When Queen Elizabeth II delivers the speech drafted by Prime Minister Boris Johnson to Parliament on Thursday, she will mention the plan to ban UK public agencies from working with anyone who supports the boycott, divestment and sanctions (BDS) of Israel, Lord Eric Pickles told a conference in Jerusalem on Sunday.

“BDS is an


ti-Semitic, and should be treated as such,” said Pickles, who is the UK Special Envoy for post-Holocaust matters as well as the parliamentary chairman of the lobbying group Conservative Friends of Israel (CFoI).

“Israel exists because it can defend its borders, and it’s people. It is the only place in this region in which governments are elected. It is a civilised, decent place and I’m very proud it exists,” Pickles said at the International Institute for Strategic Dialogue conference. He also described himself as “an unapologetic, unreformed Zionist.”

Last week, Conservatives trounced Labour and Liberal Democrats in a snap election, delivering Johnson a decisive parliamentary majority. Labour supporters have argued that a media campaign unjustly accusing their leader Jeremy Corbyn as an anti-Semite hurt them with the voters.

Johnson and the Tories campaigned on the simple message that they would “get Brexit done” and take the UK out of the EU, after years of futile back-and-forth. However, Pickles how seems to have embraced the narrative that the election was really a referendum on anti-Semitism, telling the conference that “the British people said that you can be an anti-Semite but you will not be elected and you will not be in government.”

Pickles is not just some random official, either. He was chairman of the Conservative Party in 2009-2010, and secretary of state for communities and local government until 2015, when he was appointed as special envoy. In 2018, he was nominated by Tory PM Theresa May for life peerage and became Baron Pickles of Brentwood and Ongar.

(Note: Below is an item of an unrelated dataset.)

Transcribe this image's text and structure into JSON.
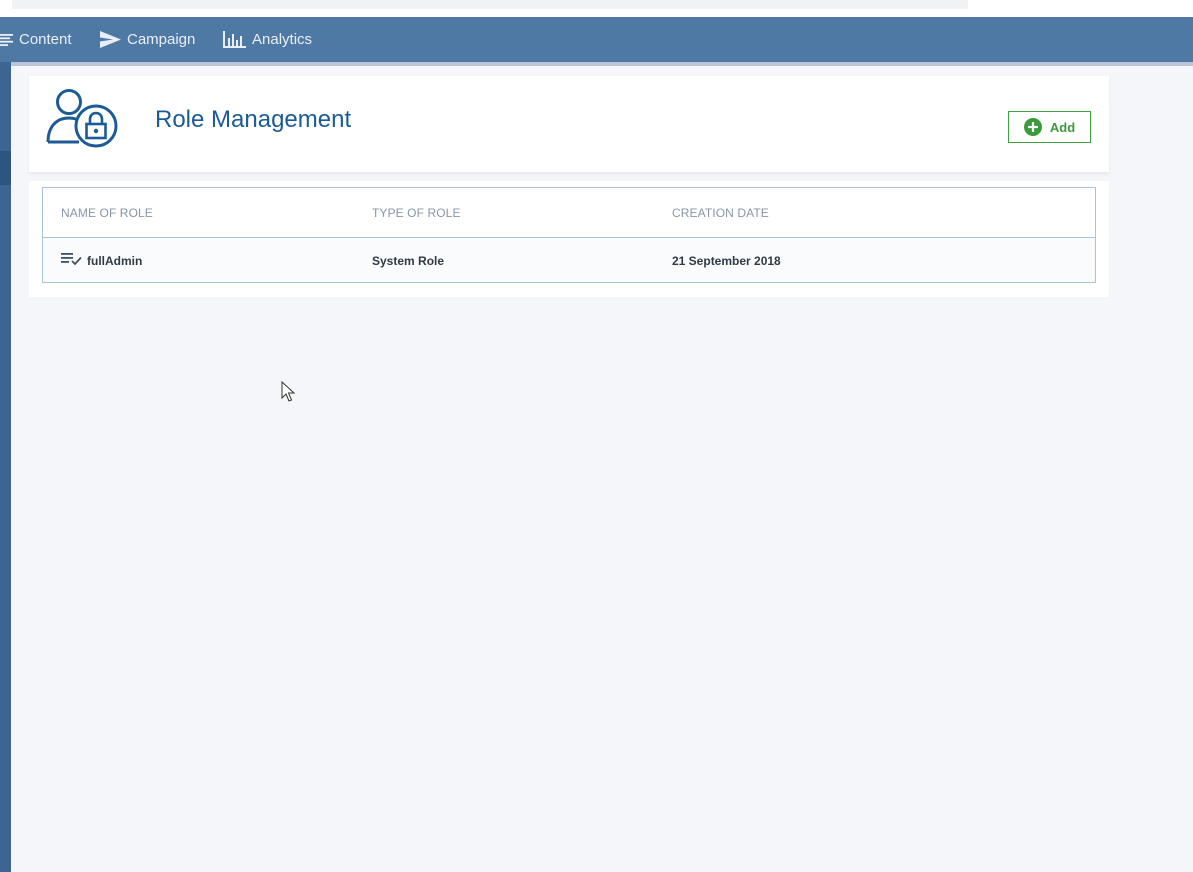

The Tories’ anti-BDS proposal closely mirrors the executive order issued last week by US President Donald Trump, adopting the definition of anti-Semitism established by the International Holocaust Remembrance Alliance (IHRA) in 2016. This now includes even “rhetorical” manifestations of anti-Jewish sentiments.

With such a standard in place, academic institutions who support or even tolerate the BDS movement face losing federal funding and being accused of discrimination under federal statutes prohibiting discrimination based on “race, color or national origin.”

Israel already prohibits anyone involved BDS from entering the country, and recently enforced that ban by expelling a Human Rights Watch official who had backed BDS in a previous job. Free speech advocates in the US say that BDS bans would have a chilling effect on constitutionally guaranteed freedom of expression.